Search code examples
bashxpathxmllint

How to select the text behind an element?


I have the following xmllint example selecting an element:

$ curl -s http://lists.opencsw.org/pipermail/users/2015-January/date.html |
xmllint --html --xpath '/html/body/p/b[contains(., "Messages:")]' -
<b>Messages:</b>

Behind the bold element is the number of messages I am interested in. It is shown, when I use the parent axis:

$ curl -s http://lists.opencsw.org/pipermail/users/2015-January/date.html |
xmllint --html --xpath '/html/body/p/b[contains(., "Messages:")]/parent::*' -
<p><b>Starting:</b> <i>Thu Jan  1 23:17:09 CET 2015</i><br><b>Ending:</b> <i>Sat Jan 31 14:51:07 CET 2015</i><br><b>Messages:</b> 28</p>

I thought that the following-sibling axis might give me exactly this number, but it does not do so:

$ curl -s http://lists.opencsw.org/pipermail/users/2015-January/date.html |
xmllint --html --xpath '/html/body/p/b[contains(., "Messages:")]/following-sibling::*' -
XPath set is empty

Solution

  • This text node you are after is indeed a following sibling, but it's a text node, not an element node.
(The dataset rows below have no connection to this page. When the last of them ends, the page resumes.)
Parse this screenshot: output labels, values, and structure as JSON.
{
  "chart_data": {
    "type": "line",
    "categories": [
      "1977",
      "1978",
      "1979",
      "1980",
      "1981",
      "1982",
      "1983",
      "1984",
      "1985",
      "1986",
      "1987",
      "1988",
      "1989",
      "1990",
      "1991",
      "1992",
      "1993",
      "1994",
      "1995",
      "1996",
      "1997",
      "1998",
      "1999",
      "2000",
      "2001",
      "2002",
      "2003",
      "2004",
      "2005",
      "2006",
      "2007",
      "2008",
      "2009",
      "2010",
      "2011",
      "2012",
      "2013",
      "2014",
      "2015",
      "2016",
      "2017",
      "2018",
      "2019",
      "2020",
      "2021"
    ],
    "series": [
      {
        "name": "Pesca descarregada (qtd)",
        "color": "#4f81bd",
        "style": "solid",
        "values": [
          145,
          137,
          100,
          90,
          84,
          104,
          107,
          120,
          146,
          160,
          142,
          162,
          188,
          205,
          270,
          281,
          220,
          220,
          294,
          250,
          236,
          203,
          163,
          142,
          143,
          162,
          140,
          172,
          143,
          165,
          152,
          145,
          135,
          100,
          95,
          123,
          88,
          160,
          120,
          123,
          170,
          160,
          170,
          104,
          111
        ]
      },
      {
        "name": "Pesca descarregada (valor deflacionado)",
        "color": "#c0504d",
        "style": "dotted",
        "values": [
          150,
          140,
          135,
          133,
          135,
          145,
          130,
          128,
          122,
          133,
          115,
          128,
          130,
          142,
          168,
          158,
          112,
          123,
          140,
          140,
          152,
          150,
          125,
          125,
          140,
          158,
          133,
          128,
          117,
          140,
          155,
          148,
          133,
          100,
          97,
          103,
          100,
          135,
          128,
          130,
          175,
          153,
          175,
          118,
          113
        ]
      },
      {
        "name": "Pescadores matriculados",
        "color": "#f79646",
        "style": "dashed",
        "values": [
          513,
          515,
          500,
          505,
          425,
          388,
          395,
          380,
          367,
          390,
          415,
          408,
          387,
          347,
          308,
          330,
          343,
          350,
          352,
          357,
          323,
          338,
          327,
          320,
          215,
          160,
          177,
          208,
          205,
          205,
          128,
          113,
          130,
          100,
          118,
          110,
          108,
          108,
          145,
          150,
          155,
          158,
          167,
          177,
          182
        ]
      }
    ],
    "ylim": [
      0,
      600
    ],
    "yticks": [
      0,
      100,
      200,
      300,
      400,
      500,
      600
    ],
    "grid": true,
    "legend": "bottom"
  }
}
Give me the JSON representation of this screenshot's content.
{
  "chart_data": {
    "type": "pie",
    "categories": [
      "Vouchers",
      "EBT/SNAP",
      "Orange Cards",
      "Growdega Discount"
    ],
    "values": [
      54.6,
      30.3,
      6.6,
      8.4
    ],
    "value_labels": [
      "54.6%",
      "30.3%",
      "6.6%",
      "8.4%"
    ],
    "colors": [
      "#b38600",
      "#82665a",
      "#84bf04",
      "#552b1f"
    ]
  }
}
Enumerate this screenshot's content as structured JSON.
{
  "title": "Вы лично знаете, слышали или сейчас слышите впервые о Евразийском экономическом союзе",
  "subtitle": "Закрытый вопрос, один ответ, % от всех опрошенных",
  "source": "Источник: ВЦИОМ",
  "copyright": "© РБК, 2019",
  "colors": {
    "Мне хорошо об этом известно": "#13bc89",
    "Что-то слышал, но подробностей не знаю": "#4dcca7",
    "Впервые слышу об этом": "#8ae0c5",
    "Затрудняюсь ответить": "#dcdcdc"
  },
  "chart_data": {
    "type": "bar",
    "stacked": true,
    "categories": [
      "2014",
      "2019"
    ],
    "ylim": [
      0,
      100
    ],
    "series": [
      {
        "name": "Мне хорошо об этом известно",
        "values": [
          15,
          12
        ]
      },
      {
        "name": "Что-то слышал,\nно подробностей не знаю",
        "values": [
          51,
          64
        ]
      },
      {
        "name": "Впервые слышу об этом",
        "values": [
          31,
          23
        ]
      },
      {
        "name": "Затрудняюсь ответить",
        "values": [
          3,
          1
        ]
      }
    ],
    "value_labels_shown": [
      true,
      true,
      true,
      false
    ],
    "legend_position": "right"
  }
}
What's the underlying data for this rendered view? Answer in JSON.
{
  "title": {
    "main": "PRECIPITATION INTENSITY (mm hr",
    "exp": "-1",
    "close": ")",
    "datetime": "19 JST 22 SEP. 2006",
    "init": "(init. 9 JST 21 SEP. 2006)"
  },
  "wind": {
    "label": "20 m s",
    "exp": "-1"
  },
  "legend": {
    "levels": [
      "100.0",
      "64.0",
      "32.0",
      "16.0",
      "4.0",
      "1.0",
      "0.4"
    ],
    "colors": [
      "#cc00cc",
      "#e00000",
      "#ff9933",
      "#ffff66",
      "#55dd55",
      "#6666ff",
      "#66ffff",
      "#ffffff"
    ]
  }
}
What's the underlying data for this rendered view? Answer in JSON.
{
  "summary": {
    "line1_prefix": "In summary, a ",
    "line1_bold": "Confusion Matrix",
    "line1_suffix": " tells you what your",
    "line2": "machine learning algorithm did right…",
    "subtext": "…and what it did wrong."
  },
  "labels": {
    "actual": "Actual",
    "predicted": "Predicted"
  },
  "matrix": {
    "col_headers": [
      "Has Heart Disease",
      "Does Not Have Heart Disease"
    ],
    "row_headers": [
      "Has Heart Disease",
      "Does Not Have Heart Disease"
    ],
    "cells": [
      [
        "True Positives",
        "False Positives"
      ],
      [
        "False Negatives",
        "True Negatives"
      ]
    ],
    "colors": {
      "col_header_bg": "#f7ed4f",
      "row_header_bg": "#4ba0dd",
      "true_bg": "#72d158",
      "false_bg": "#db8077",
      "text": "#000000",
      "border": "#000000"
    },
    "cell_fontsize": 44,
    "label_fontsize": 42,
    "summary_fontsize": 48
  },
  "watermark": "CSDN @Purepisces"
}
An expression like

    following-sibling::*
    

    Only looks for following siblings that are elements. To match text nodes, use text():

    $ curl -s http://lists.opencsw.org/pipermail/users/2015-January/date.html |
    xmllint --html --xpath '/html/body/p/b[contains(., "Messages:")]/following-sibling::text()'
    

    The commands above do not work on my computer, using bash on Mac OS X - but I trust it works for you. If I first save the result from curl and then use

    $ xmllint example.html --html --xpath '/html/body/p/b[contains(., "Messages:")]/following-sibling::text()'
    

    The result is _28. That's not really an underscore, but a whitespace that I wanted to point to. To remove the leading whitespace, use

    $ xmllint example.html --html --xpath 'normalize-space(/html/body/p/b[contains(., "Messages:")]/following-sibling::text())'
    

    And no, using regex is not really an option.